The involvement wouldn’t have had to be too blatant, either, since many brands these days are selling an overall lifestyle rather than shilling a specific product.

This, of course, raises a big question: Who wasn’t paying attention?

In this case, a lot of people. In the business of branded entertainment, a company’s role in Hollywood is managed by talent and advertising agencies, media buyers, entertainment marketing shops, in-house PR and marketing execs, as well as those outside the firms on retainer.

At a time when companies are increasingly seeking high-profile and creative ways to associate their products with popular properties — from films to web series — in order to boost awareness and sales, “Veronica Mars” fell into their laps and no one noticed.
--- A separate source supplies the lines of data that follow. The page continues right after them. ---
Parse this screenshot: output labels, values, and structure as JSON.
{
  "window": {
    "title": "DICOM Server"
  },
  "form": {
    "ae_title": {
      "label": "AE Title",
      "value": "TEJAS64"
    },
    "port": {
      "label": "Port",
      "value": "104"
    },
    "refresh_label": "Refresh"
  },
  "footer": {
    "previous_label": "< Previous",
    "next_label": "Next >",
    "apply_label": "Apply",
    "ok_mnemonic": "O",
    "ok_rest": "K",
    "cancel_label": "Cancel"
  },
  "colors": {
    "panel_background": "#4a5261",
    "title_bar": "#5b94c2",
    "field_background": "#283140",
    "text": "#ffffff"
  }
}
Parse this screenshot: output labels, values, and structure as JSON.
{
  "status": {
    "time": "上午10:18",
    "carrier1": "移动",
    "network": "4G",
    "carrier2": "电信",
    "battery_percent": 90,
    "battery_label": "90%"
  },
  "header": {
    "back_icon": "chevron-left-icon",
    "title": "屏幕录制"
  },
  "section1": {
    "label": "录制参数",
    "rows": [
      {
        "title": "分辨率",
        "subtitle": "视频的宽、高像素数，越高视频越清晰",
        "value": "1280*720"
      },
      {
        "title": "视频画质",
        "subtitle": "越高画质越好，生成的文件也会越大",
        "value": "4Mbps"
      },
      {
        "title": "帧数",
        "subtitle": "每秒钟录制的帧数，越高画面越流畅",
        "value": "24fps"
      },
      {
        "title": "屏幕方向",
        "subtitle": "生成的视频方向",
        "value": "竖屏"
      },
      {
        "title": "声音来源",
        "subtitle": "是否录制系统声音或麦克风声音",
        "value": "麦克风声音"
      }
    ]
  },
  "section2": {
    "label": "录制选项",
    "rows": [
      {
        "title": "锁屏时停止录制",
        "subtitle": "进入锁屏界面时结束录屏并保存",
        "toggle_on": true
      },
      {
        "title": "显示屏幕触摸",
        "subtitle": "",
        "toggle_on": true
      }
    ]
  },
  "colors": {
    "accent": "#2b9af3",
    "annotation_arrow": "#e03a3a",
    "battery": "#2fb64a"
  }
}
All either missed the frenzy that surrounded the film’s Kickstarter campaign or were just too slow to react.

And that’s unfortunate, since there has been so much discussion over social media war rooms that companies like Pepsi, Oreo and Coca-Cola have set up in order to stay connected with consumers at all times via Facebook and Twitter. But it’s clear that those outfits are only focused on big events like the Super Bowl and the Oscars.

After the $2 million goal was reached, Bell tweeted: “I love you guys. You are all SO spectacular. I am speechless. This excitement is prolly gonna send me into early labor.”

It should now send brand reps into panic mode to be ready for the next big opportunity to come along. As long as they’re paying attention, that is.